It might be of help to first situate Chandigarh Kare Aashiqui among the other commercial attempts at telling stories of queer people (not queer stories, there’s a difference). In these films or shows, queerness — homosexuality in Dostana, Shubh Mangal Zyada Saavdhan, Ek Ladki Ko Dekha Toh Aisa Laga, His Storyy, The Married Woman, transness in Laxmii and Pati Patni Aur Panga — is the conflict. What usually happens is that under the grinding weight of this conflict, the queer characters become receptacles of tragedy, without any interiority, any joy, or character building. They are cloying and sincere, even when they are horny creatures, with tented pants, who just want to bang. Their queerness is everything you need to know about them. In Shubh Mangal Zyada Saavdhan, for example, you don’t know anything about Ayushmann Khurranna’s or Jeetu’s character save for their respective confident and coy embodiments of their homosexuality. Their past is a ghost that needs no tending.
The difference with Chandigarh Kare Aashiqui is that while the conflict is queerness — a straight man falls in love with a trans woman — the protagonist isn’t queer. The protagonist is the man, Manvinder Munjal aka Manu (Ayushmann Khurrana), a fitness enthusiast who runs a gym, “Jatts Flex It”. He falls in love with a Zumba instructor Maanvi Brar (Vaani Kapoor) who rents out an adjacent space at the gym for her classes. They meet, they fuck, they fall in love. The conflict here is that Maanvi is a trans woman. Manu’s reaction is first doubt, then rage, then humiliation, then revenge. The arc of the protagonist is given to him. Maanvi is on the sidelines, dressed fashionably in denim and neon, waiting for Manu to boomerang back in love and acceptance.
The film, to its credit, announces Maanvi’s transness casually — the pills she takes in the morning, the visits to the doctor, the conversations with a friend. This is unlike, say, Ek Ladki Ko Dekha Toh Aisa Laga, where Sonam Kapoor comes out as a lesbian only before the interval to Rajkummar Rao laughing in hysteric doubt. Chandigarh Kare Aashiqui also takes her transness seriously. When Manu is trying to educate himself on YouTube, there is an entire montage of trans women — writer Gazal Dhaliwal on Satyamev Jayate, Dr. Trinetra Haldar Gummaraju at TedX, among others — explaining their life stories. There is even, oddly, an entire medical demonstration of the procedure of the Sex Reassignment Surgery (SRS). As a mythological burnish, there is also a poster of Ardhanarishwara — half Shiva, half Shakti — on Maanvi’s wall. The film wants to announce its sincerity, or short circuit any criticism of not doing or showing or caring enough. Whatever the reason, there is no strain of transphobia here. Just a cautionary tale of what empty gestures of commercial queer storytelling can look like.
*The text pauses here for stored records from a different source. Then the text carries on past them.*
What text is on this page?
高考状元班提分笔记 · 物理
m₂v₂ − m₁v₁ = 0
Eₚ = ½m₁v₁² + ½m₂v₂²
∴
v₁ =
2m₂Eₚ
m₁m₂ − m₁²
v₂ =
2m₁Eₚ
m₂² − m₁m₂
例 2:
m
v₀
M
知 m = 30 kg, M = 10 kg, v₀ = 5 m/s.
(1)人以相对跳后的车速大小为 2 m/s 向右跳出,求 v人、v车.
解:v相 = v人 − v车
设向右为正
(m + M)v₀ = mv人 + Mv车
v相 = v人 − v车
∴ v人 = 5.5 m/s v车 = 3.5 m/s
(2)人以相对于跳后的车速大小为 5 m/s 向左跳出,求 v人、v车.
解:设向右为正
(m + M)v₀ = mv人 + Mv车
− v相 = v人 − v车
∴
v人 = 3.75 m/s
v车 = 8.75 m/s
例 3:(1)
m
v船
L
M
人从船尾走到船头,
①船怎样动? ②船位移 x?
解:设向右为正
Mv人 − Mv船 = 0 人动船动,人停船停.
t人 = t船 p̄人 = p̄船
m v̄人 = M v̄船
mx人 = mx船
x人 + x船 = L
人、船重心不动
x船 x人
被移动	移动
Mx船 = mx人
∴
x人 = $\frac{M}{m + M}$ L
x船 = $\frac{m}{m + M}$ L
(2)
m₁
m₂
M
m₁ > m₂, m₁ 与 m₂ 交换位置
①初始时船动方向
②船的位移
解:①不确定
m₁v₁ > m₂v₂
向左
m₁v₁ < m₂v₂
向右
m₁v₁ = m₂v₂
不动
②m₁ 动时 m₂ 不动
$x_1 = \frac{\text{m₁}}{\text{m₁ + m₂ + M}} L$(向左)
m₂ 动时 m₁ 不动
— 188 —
There is even a scene — completely dubious, completely shallow, completely sincere — where Manu asks a trans woman begging to sit with him over coffee and melt his inner transphobia. She spouts Shakespeare. We are told she is college educated. Why, then, beg? This kind of complexity, Chandigarh Kare Aashiqui is both incapable and unwilling to delve into. To be trans, in the limited worldview of this movie, is to be a catalyst. Similarly, the film refuses to even jostle with the contention that to have women doing zumba in full view of leering men at a sweat-stained gym is wishful thinking. Maanvi doesn’t feel awkward, threatened, or violated by their gaze. The camera, in fact, courts her posterior in close-ups, and she serves. There is even a scene where she announces to the police — not the most trans friendly institution, by any stretch of imagination — unnecessarily, without being prodded, that she is a trans woman.
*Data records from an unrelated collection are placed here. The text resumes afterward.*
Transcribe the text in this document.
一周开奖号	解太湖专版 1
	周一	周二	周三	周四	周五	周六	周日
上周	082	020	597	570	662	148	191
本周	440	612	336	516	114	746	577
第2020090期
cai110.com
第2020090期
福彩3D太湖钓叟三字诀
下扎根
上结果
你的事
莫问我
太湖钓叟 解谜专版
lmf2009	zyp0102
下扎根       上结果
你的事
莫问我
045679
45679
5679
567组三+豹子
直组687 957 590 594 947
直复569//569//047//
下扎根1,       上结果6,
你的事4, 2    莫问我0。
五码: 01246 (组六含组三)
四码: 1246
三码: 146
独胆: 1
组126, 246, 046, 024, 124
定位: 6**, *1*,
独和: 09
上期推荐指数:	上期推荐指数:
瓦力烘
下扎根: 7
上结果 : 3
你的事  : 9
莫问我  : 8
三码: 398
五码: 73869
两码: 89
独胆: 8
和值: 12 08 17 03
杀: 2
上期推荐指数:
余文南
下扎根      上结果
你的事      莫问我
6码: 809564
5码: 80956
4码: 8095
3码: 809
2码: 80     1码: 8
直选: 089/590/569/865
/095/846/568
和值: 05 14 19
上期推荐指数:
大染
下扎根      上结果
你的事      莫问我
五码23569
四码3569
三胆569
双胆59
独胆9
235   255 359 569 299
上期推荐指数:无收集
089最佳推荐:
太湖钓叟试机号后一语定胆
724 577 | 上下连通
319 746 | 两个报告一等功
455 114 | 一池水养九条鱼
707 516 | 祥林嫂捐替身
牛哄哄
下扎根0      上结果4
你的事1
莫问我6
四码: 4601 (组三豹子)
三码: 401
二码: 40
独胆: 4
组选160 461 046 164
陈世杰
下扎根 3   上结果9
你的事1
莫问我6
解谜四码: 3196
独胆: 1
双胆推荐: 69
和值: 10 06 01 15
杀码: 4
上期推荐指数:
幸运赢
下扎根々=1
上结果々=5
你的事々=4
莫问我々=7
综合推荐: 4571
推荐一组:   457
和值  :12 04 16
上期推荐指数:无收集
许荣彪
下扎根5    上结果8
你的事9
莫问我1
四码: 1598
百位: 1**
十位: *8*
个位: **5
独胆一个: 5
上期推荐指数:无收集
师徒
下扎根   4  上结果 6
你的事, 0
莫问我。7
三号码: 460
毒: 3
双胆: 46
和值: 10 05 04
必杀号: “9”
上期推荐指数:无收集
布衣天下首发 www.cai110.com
The problem with the movie, narratively speaking, is that often it is unable to distinguish satire from sincerity. Take the scene where Maanvi tells Manu about her past. In anger he tells her to leave the house. She coyly responds, “Yeh mera ghar hai.” In the trailer, this is playing to a peppy soundtrack, as if there is comedy here. In the movie, I wasn’t sure. Was this moment designed for humour or pathos? I felt a bit of both, and this keeps happening through the film — an inability to commit to a feeling.
Written by Abhishek Kapoor, Supratik Sen, and Tushar Paranjape, the film, under 2 hours, is, however, extremely light on its feet, establishing characters, back stories, and context with sharp economy. No scene stretches beyond the point it has made, however haphazardly, with Khurrana’s rooted charm and Kapoor’s anglophone oomph. So the culminating moments of joy, of being boomeranged back to love, is also crisp and celebratory. It involves Manu in a competition trying to become GOAT — Gabru Of All Time. The final moment in the competition, when the film comes out of the closet as a sports film, involves him trying to lift a 150 kg weight. It would clinch him his much needed victory. He needs his dose of hope. He finds Maanvi, standing on the sidelines, miming him to breathe. Fitting, for that is, afterall, where she was was located in the film’s narrative all along.